Land Rover builds cars with two principles in mind: off-road capability and in-car comfiness. When you buy a Range Rover or Discovery, you’re paying for a vehicle that can clamber over boulder-strewn trails and give you a back massage at the same time. So it shouldn’t be surprising that last week the automaker announced it is developing the ultimate combination of these qualities: self-driving cars that can go off-road.
The $5 million project, called Cortex, will give customers “autonomous cars capable of all-terrain, off-road driving in any weather condition.” Now, these won’t be Robo Rovers that can plow through streams and scramble over hulking tree roots—at least not anytime soon. Rather, it’s an early foray into what AVs will look like on off-road terrains.
“We look at customers going off-road and how they use their cars,” says Nigel Clarke, the manager. “Our customers will ultimately want more than on-road autonomy.” For plenty of drivers—like, say, the the Queen of England— that means tackling dirt roads and trails. It’s a generous definition off-roading, but that doesn’t change the idea that those valued customers might want vehicles as capable on the grounds of Balmoral Castle as they are in London.

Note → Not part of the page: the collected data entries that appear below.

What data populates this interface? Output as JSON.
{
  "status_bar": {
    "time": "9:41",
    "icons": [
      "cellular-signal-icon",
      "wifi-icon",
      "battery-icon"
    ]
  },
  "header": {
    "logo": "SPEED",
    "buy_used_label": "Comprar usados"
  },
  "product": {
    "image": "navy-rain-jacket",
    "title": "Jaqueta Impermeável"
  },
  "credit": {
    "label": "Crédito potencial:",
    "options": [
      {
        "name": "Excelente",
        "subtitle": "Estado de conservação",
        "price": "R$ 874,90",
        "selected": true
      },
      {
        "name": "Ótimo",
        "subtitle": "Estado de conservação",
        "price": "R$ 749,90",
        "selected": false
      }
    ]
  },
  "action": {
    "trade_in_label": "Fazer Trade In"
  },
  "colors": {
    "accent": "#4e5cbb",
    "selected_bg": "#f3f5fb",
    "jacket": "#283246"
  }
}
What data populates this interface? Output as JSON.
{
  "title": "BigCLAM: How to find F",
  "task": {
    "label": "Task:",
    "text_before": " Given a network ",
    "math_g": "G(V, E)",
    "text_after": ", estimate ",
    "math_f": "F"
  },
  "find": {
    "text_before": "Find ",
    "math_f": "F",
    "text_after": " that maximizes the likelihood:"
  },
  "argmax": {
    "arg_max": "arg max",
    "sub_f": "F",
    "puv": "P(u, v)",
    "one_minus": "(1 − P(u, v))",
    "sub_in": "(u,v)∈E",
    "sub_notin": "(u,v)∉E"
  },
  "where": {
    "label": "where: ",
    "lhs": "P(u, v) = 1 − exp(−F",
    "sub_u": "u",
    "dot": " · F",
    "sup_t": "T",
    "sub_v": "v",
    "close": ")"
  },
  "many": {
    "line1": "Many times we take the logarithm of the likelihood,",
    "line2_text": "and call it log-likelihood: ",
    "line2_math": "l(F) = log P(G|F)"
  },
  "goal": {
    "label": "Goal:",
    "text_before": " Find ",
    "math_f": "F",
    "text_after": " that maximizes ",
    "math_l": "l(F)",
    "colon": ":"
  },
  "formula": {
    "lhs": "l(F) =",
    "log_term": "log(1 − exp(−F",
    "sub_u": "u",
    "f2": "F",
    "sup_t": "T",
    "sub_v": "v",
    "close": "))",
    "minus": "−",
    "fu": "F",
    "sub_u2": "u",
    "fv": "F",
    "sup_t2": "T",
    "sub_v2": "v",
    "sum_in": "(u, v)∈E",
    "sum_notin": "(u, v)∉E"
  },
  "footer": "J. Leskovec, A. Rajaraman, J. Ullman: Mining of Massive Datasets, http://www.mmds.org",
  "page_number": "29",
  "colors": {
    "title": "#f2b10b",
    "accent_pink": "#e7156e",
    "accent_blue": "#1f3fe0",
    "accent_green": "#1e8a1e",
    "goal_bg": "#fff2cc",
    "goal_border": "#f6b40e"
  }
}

The problem with taking self-driving off-road is that you give up the predictability of streets designed for cars. No lane lines, no curbs, no reliably stark difference between the road and whatever’s next to it. “Even working out where you can drive becomes more difficult,” Clarke says. To crack it, his team of about 20 people is working with the University of Birmingham (not the one in Alabama) and Myrtle AI, an artificial intelligence outfit based in Cambridge (not the one in Massachusetts).
Right now, the researchers are focusing on radar. For active cruise control in production cars, they use only about 10 percent of the data it returns, focusing only on moving objects likely to be other vehicles. (That’s the same thinking that keeps Tesla’s Autopilot system from seeing stopped firetrucks.) Clarke and his fellows want to use higher resolution radars now coming onto the market and take advantage of the other 90 percent of what they see, so their cars can detect more than fellow drivers on the freeway, with better resolution. That means, however, being able to process gigabytes of data every second.
“The thrust of Cortex is how we can develop algorithms and smart processing techniques to retain as much of that information as possible, whilst making the big data issue containable,” Clarke says. And that means exploring the sort of deep learning that’s at the core of advanced self-driving systems around the world.
The project is slated to last 30 months, so the team’s ambitions are limited. Clarke doesn’t expect to cover millions of miles or master the intricacies of a fully autonomous system in that time. But for an automaker taking an iterative approach to self-driving—gradually implementing more capable systems, model year by model year—getting familiar with advanced tech like deep learning is an important step forward. And for Land Rover, moving forward usually means leaving the paved path behind.